きっかけ
古いPCを再利用して運用しているUbuntu Serverが、起動時に毎回GRUBの選択画面で30秒待たされるので、解決するために調査をした。
原因
GRUBにはrecordfailという機能がある。
起動時にGRUBがgrubenvにrecordfail=1を設定、
正常に起動するとgrub-common.serviceがgrubenvからrecordfailを削除する。
次回起動時にrecordfailが無ければGRUBの選択画面をスキップしすぐに起動、
recordfail=1の場合はgrub-common.serviceが削除していない=起動に失敗と判断し、選択画面が表示され、リカバリモードなどに入りやすくなる。
しかし、recordfailはブート時にgrubenvへの書き込みが必要なため、環境によっては動作しない。

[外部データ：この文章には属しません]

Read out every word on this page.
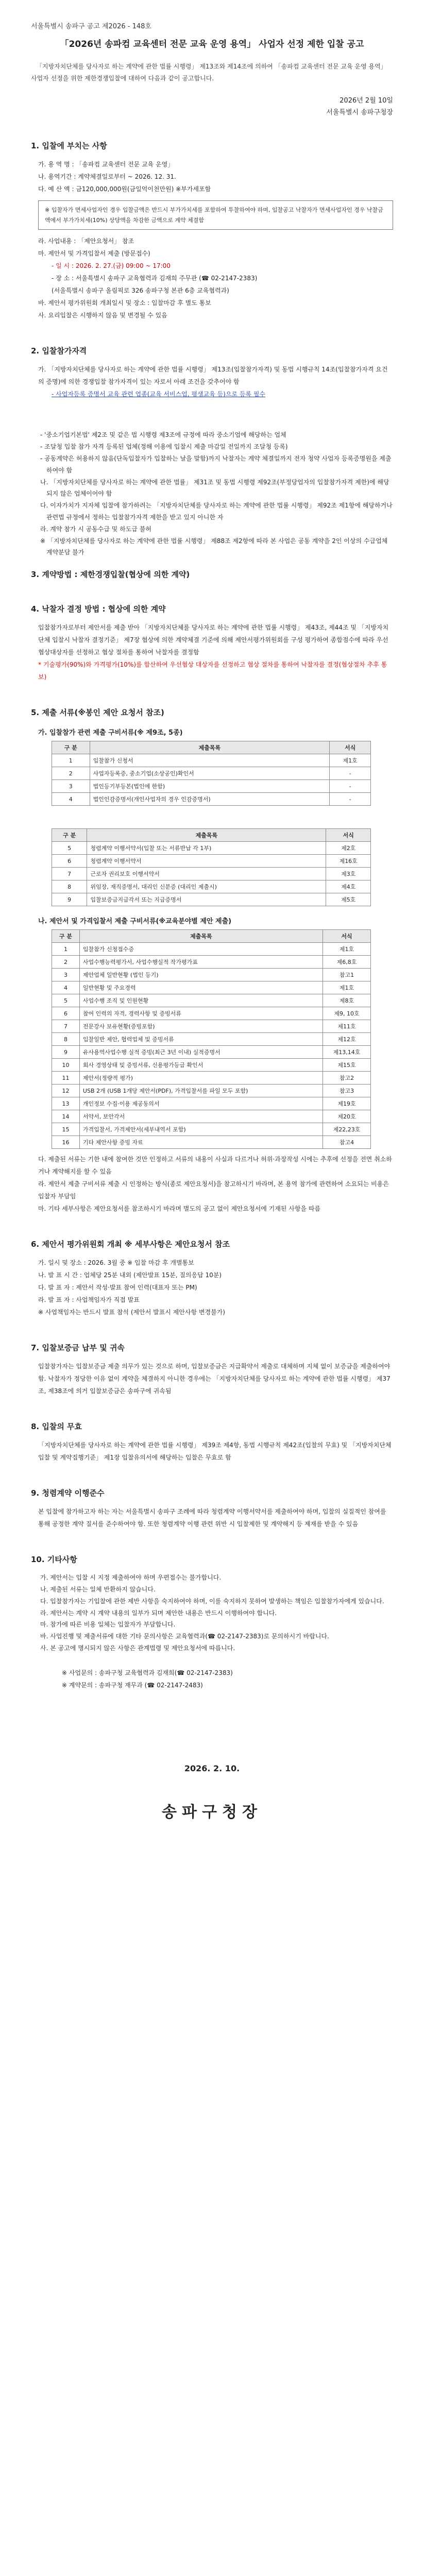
서울특별시 송파구 공고 제2026 - 148호
「2026년 송파컴 교육센터 전문 교육 운영 용역」 사업자 선정 제한 입찰 공고
「지방자치단체를 당사자로 하는 계약에 관한 법률 시행령」 제13조와 제14조에 의하여 「송파컴 교육센터 전문 교육 운영 용역」 사업자 선정을 위한 제한경쟁입찰에 대하여 다음과 같이 공고합니다.
2026년 2월 10일
서울특별시 송파구청장
1. 입찰에 부치는 사항
가. 용 역 명 : 「송파컴 교육센터 전문 교육 운영」
나. 용역기간 : 계약체결일로부터 ~ 2026. 12. 31.
다. 예 산 액 : 금120,000,000원(금일억이천만원) ※부가세포함
※ 입찰자가 면세사업자인 경우 입찰금액은 반드시 부가가치세를 포함하여 투찰하여야 하며, 입찰공고 낙찰자가 면세사업자인 경우 낙찰금액에서 부가가치세(10%) 상당액을 차감한 금액으로 계약 체결함
라. 사업내용 : 「제안요청서」 참조
마. 제안서 및 가격입찰서 제출 (방문접수)
- 일 시 : 2026. 2. 27.(금) 09:00 ~ 17:00
- 장 소 : 서울특별시 송파구 교육협력과 김재희 주무관 (☎ 02-2147-2383)
(서울특별시 송파구 올림픽로 326 송파구청 본관 6층 교육협력과)
바. 제안서 평가위원회 개최일시 및 장소 : 입찰마감 후 별도 통보
사. 요리입찰은 시행하지 않음 및 변경될 수 있음
2. 입찰참가자격
가. 「지방자치단체를 당사자로 하는 계약에 관한 법률 시행령」 제13조(입찰참가자격) 및 동법 시행규칙 14조(입찰참가자격 요건의 증명)에 의한 경쟁입찰 참가자격이 있는 자로서 아래 조건을 갖추어야 함
- 사업자등록 증명서 교육 관련 업종(교육 서비스업, 평생교육 등)으로 등록 필수
- '중소기업기본법' 제2조 및 같은 법 시행령 제3조에 규정에 따라 중소기업에 해당하는 업체
- 조달청 입찰 참가 자격 등록된 업체(정해 이용에 입찰시 제출 마감일 전일까지 조달청 등록)
- 공동계약은 허용하지 않음(단독입찰자가 입찰하는 날을 말함)까지 낙찰자는 계약 체결일까지 전자 청약 사업자 등록증명원을 제출하여야 함
나. 「지방자치단체를 당사자로 하는 계약에 관한 법률」 제31조 및 동법 시행령 제92조(부정당업자의 입찰참가자격 제한)에 해당되지 않은 업체이어야 함
다. 이자가치가 지자체 입찰에 참가하려는 「지방자치단체를 당사자로 하는 계약에 관한 법률 시행령」 제92조 제1항에 해당하거나 관련법 규정에서 정하는 입찰참가자격 제한을 받고 있지 아니한 자
라. 계약 참가 시 공동수급 및 하도급 불허
※ 「지방자치단체를 당사자로 하는 계약에 관한 법률 시행령」 제88조 제2항에 따라 본 사업은 공동 계약을 2인 이상의 수급업체 계약분담 불가
3. 계약방법 : 제한경쟁입찰(협상에 의한 계약)
4. 낙찰자 결정 방법 : 협상에 의한 계약
입찰참가자로부터 제안서를 제출 받아 「지방자치단체를 당사자로 하는 계약에 관한 법률 시행령」 제43조, 제44조 및 「지방자치단체 입찰시 낙찰자 결정기준」 제7장 협상에 의한 계약체결 기준에 의해 제안서평가위원회를 구성 평가하여 종합점수에 따라 우선협상대상자를 선정하고 협상 절차를 통하여 낙찰자를 결정함
* 기술평가(90%)와 가격평가(10%)를 합산하여 우선협상 대상자를 선정하고 협상 절차를 통하여 낙찰자를 결정(협상절차 추후 통보)
5. 제출 서류(※봉인 제안 요청서 참조)
가. 입찰참가 관련 제출 구비서류(※ 제9조, 5종)
구 분	제출목록	서식
1	입찰참가 신청서	제1호
2	사업자등록증, 중소기업(소상공인)확인서	-
3	법인등기부등본(법인에 한함)	-
4	법인인감증명서(개인사업자의 경우 인감증명서)	-
구 분	제출목록	서식
5	청렴계약 이행서약서(입찰 또는 서류반납 각 1부)	제2호
6	청렴계약 이행서약서	제16호
7	근로자 권리보호 이행서약서	제3호
8	위임장, 재직증명서, 대리인 신분증 (대리인 제출시)	제4호
9	입찰보증금지급각서 또는 지급증명서	제5호
나. 제안서 및 가격입찰서 제출 구비서류(※교육분야별 제안 제출)
구 분	제출목록	서식
1	입찰참가 신청접수증	제1호
2	사업수행능력평가서, 사업수행실적 작가평가표	제6,8호
3	제안업체 일반현황 (법인 등기)	참고1
4	일반현황 및 주요경력	제1호
5	사업수행 조직 및 인원현황	제8호
6	참여 인력의 자격, 경력사항 및 증빙서류	제9, 10호
7	전문강사 보유현황(증빙포함)	제11호
8	입찰일반 제안, 협력업체 및 증빙서류	제12호
9	유사용역사업수행 실적 증빙(최근 3년 이내) 실적증명서	제13,14호
10	회사 경영상태 및 증빙서류, 신용평가등급 확인서	제15호
11	제안서(정량적 평가)	참고2
12	USB 2개 (USB 1개당 제안서(PDF), 가격입찰서를 파일 모두 포함)	참고3
13	개인정보 수집·이용 제공동의서	제19호
14	서약서, 보안각서	제20호
15	가격입찰서, 가격제안서(세부내역서 포함)	제22,23호
16	기타 제안사항 증빙 자료	참고4
다. 제출된 서류는 기한 내에 참여한 것만 인정하고 서류의 내용이 사실과 다르거나 허위·과장작성 시에는 추후에 선정을 전면 취소하거나 계약해지를 할 수 있음
라. 제안서 제출 구비서류 제출 시 인정하는 방식(종로 제안요청서)을 참고하시기 바라며, 본 용역 참가에 관련하여 소요되는 비용은 입찰자 부담임
마. 기타 세부사항은 제안요청서를 참조하시기 바라며 별도의 공고 없이 제안요청서에 기재된 사항을 따름
6. 제안서 평가위원회 개최 ※ 세부사항은 제안요청서 참조
가. 일시 및 장소 : 2026. 3월 중 ※ 입찰 마감 후 개별통보
나. 발 표 시 간 : 업체당 25분 내외 (제안발표 15분, 질의응답 10분)
다. 발 표 자 : 제안서 작성·발표 참여 인력(대표자 또는 PM)
라. 발 표 자 : 사업책임자가 직접 발표
※ 사업책임자는 반드시 발표 참석 (제안서 발표시 제안사항 변경불가)
7. 입찰보증금 납부 및 귀속
입찰참가자는 입찰보증금 제출 의무가 있는 것으로 하며, 입찰보증금은 지급확약서 제출로 대체하며 지체 없이 보증금을 제출하여야 함. 낙찰자가 정당한 이유 없이 계약을 체결하지 아니한 경우에는 「지방자치단체를 당사자로 하는 계약에 관한 법률 시행령」 제37조, 제38조에 의거 입찰보증금은 송파구에 귀속됨
8. 입찰의 무효
「지방자치단체를 당사자로 하는 계약에 관한 법률 시행령」 제39조 제4항, 동법 시행규칙 제42조(입찰의 무효) 및 「지방자치단체 입찰 및 계약집행기준」 제1장 입찰유의서에 해당하는 입찰은 무효로 함
9. 청렴계약 이행준수
본 입찰에 참가하고자 하는 자는 서울특별시 송파구 조례에 따라 청렴계약 이행서약서를 제출하여야 하며, 입찰의 실질적인 참여를 통해 공정한 계약 질서를 준수하여야 함. 또한 청렴계약 이행 관련 위반 시 입찰제한 및 계약해지 등 제재를 받을 수 있음
10. 기타사항
가. 제안서는 입찰 시 지정 제출하여야 하며 우편접수는 불가합니다.
나. 제출된 서류는 일체 반환하지 않습니다.
다. 입찰참가자는 기입찰에 관한 제반 사항을 숙지하여야 하며, 이를 숙지하지 못하여 발생하는 책임은 입찰참가자에게 있습니다.
라. 제안서는 계약 시 계약 내용의 일부가 되며 제안한 내용은 반드시 이행하여야 합니다.
마. 참가에 따른 비용 일체는 입찰자가 부담합니다.
바. 사업진행 및 제출서류에 대한 기타 문의사항은 교육협력과(☎ 02-2147-2383)로 문의하시기 바랍니다.
사. 본 공고에 명시되지 않은 사항은 관계법령 및 제안요청서에 따릅니다.
※ 사업문의 : 송파구청 교육협력과 김재희(☎ 02-2147-2383)
※ 계약문의 : 송파구청 재무과 (☎ 02-2147-2483)
2026. 2. 10.
송파구청장
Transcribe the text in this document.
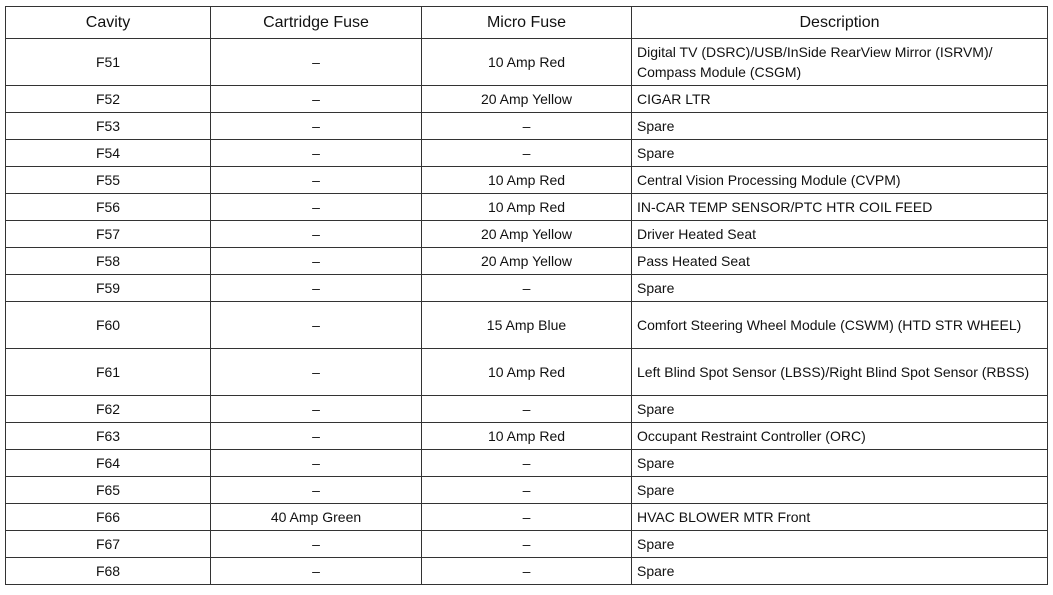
Cavity	Cartridge Fuse	Micro Fuse	Description
F51	–	10 Amp Red	Digital TV (DSRC)/USB/InSide RearView Mirror (ISRVM)/ Compass Module (CSGM)
F52	–	20 Amp Yellow	CIGAR LTR
F53	–	–	Spare
F54	–	–	Spare
F55	–	10 Amp Red	Central Vision Processing Module (CVPM)
F56	–	10 Amp Red	IN-CAR TEMP SENSOR/PTC HTR COIL FEED
F57	–	20 Amp Yellow	Driver Heated Seat
F58	–	20 Amp Yellow	Pass Heated Seat
F59	–	–	Spare
F60	–	15 Amp Blue	Comfort Steering Wheel Module (CSWM) (HTD STR WHEEL)
F61	–	10 Amp Red	Left Blind Spot Sensor (LBSS)/Right Blind Spot Sensor (RBSS)
F62	–	–	Spare
F63	–	10 Amp Red	Occupant Restraint Controller (ORC)
F64	–	–	Spare
F65	–	–	Spare
F66	40 Amp Green	–	HVAC BLOWER MTR Front
F67	–	–	Spare
F68	–	–	Spare
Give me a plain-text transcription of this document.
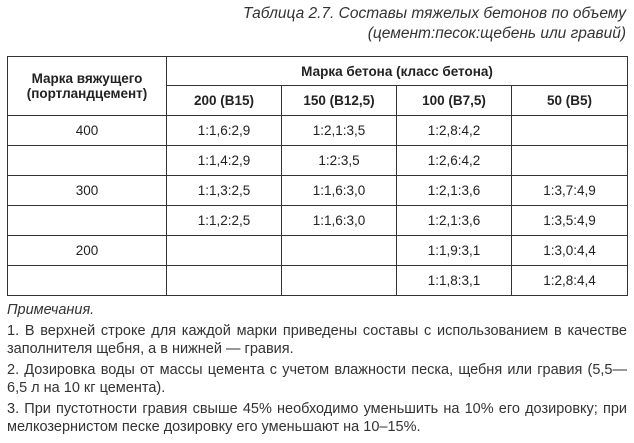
Таблица 2.7. Составы тяжелых бетонов по объему
(цемент:песок:щебень или гравий)
Марка вяжущего
(портландцемент)	Марка бетона (класс бетона)			
	200 (В15)	150 (В12,5)	100 (В7,5)	50 (В5)
400	1:1,6:2,9	1:2,1:3,5	1:2,8:4,2	
	1:1,4:2,9	1:2:3,5	1:2,6:4,2	
300	1:1,3:2,5	1:1,6:3,0	1:2,1:3,6	1:3,7:4,9
	1:1,2:2,5	1:1,6:3,0	1:2,1:3,6	1:3,5:4,9
200			1:1,9:3,1	1:3,0:4,4
			1:1,8:3,1	1:2,8:4,4
Примечания.
1. В верхней строке для каждой марки приведены составы с использованием в качестве заполнителя щебня, а в нижней — гравия.
2. Дозировка воды от массы цемента с учетом влажности песка, щебня или гравия (5,5—6,5 л на 10 кг цемента).
3. При пустотности гравия свыше 45% необходимо уменьшить на 10% его дозировку; при мелкозернистом песке дозировку его уменьшают на 10–15%.
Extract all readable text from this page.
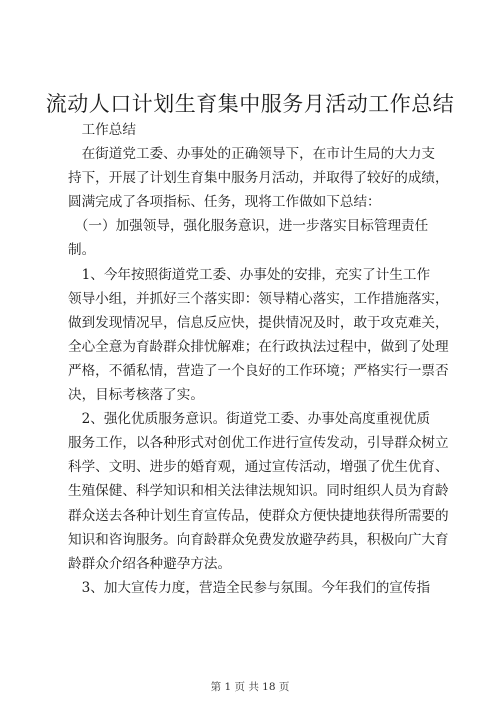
流动人口计划生育集中服务月活动工作总结
　工作总结
　在街道党工委、办事处的正确领导下，在市计生局的大力支
持下，开展了计划生育集中服务月活动，并取得了较好的成绩，
圆满完成了各项指标、任务，现将工作做如下总结：
　（一）加强领导，强化服务意识，进一步落实目标管理责任
制。
　1、今年按照街道党工委、办事处的安排，充实了计生工作
领导小组，并抓好三个落实即：领导精心落实，工作措施落实，
做到发现情况早，信息反应快，提供情况及时，敢于攻克难关，
全心全意为育龄群众排忧解难；在行政执法过程中，做到了处理
严格，不循私情，营造了一个良好的工作环境；严格实行一票否
决，目标考核落了实。
　2、强化优质服务意识。街道党工委、办事处高度重视优质
服务工作，以各种形式对创优工作进行宣传发动，引导群众树立
科学、文明、进步的婚育观，通过宣传活动，增强了优生优育、
生殖保健、科学知识和相关法律法规知识。同时组织人员为育龄
群众送去各种计划生育宣传品，使群众方便快捷地获得所需要的
知识和咨询服务。向育龄群众免费发放避孕药具，积极向广大育
龄群众介绍各种避孕方法。
　3、加大宣传力度，营造全民参与氛围。今年我们的宣传指
第 1 页 共 18 页
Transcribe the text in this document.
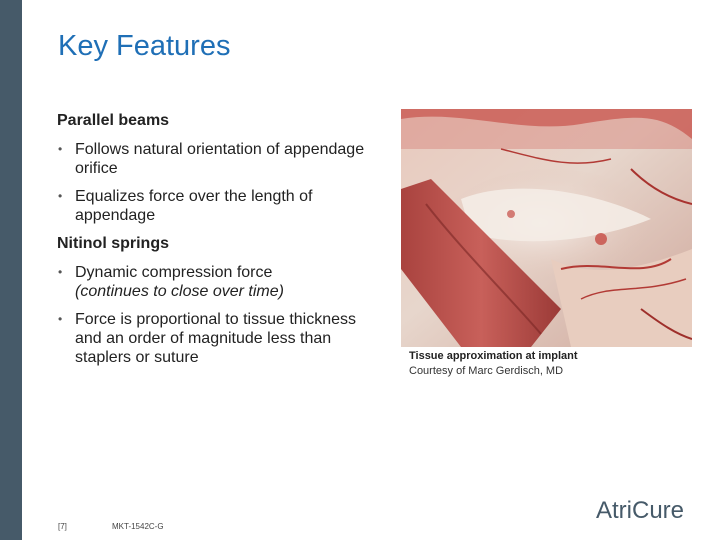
Key Features
Parallel beams
• Follows natural orientation of appendage orifice
• Equalizes force over the length of appendage
Nitinol springs
• Dynamic compression force
(continues to close over time)
• Force is proportional to tissue thickness and an order of magnitude less than staplers or suture	Tissue approximation at implant
Courtesy of Marc Gerdisch, MD
[7]	MKT-1542C-G
AtriCure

今回の問題は、recordfailが動作しない環境だったのが原因だった。
詳細
/boot/grubが
- diskfilter | lvmに置かれている
- btrfs | cpiofs | newc | odc | romfs | squash4 | tarfs | zfsに置かれている
上記いずれかに該当する場合、recordfailが動作しない。
これに加えて、efiでインストールされている場合、GRUB_RECORDFAIL_TIMEOUTが使用され、選択画面がこの時間表示される。
GRUB_RECORDFAIL_TIMEOUTのデフォルト値は30秒。
解決方法
1. recordfailが動作するようにインストールし直す
これが一番良い解決方法だが、OSインストールからやり直す必要があるため、新規インストールの際に気を付けるのが良い。
/bootを分割し、ext4でフォーマットすると良さそう。
2. GRUB_RECORDFAIL_TIMEOUTを短くする
OSの再インストールをせずに解決できるので、既存のシステムで発覚した場合、この方法が安全。
/etc/default/grubにGRUB_RECORDFAIL_TIMEOUTを設定し、grub.cfgを更新するだけで良い。
3. grubenvに嘘の値を設定する (非推奨)
ファイルシステム等が上記のリストに一致しても、efiでなければ30秒の待ち時間は発生しない。
そのため、grubenvにgrub_platform=xなど、efi以外の値を設定し騙すことで選択画面をスキップできる。
ただし、この方法は他の場所でefi用に書かれたものも動かなくなるので、不具合が生じる可能性がある。
そのためこの方法は非推奨とする。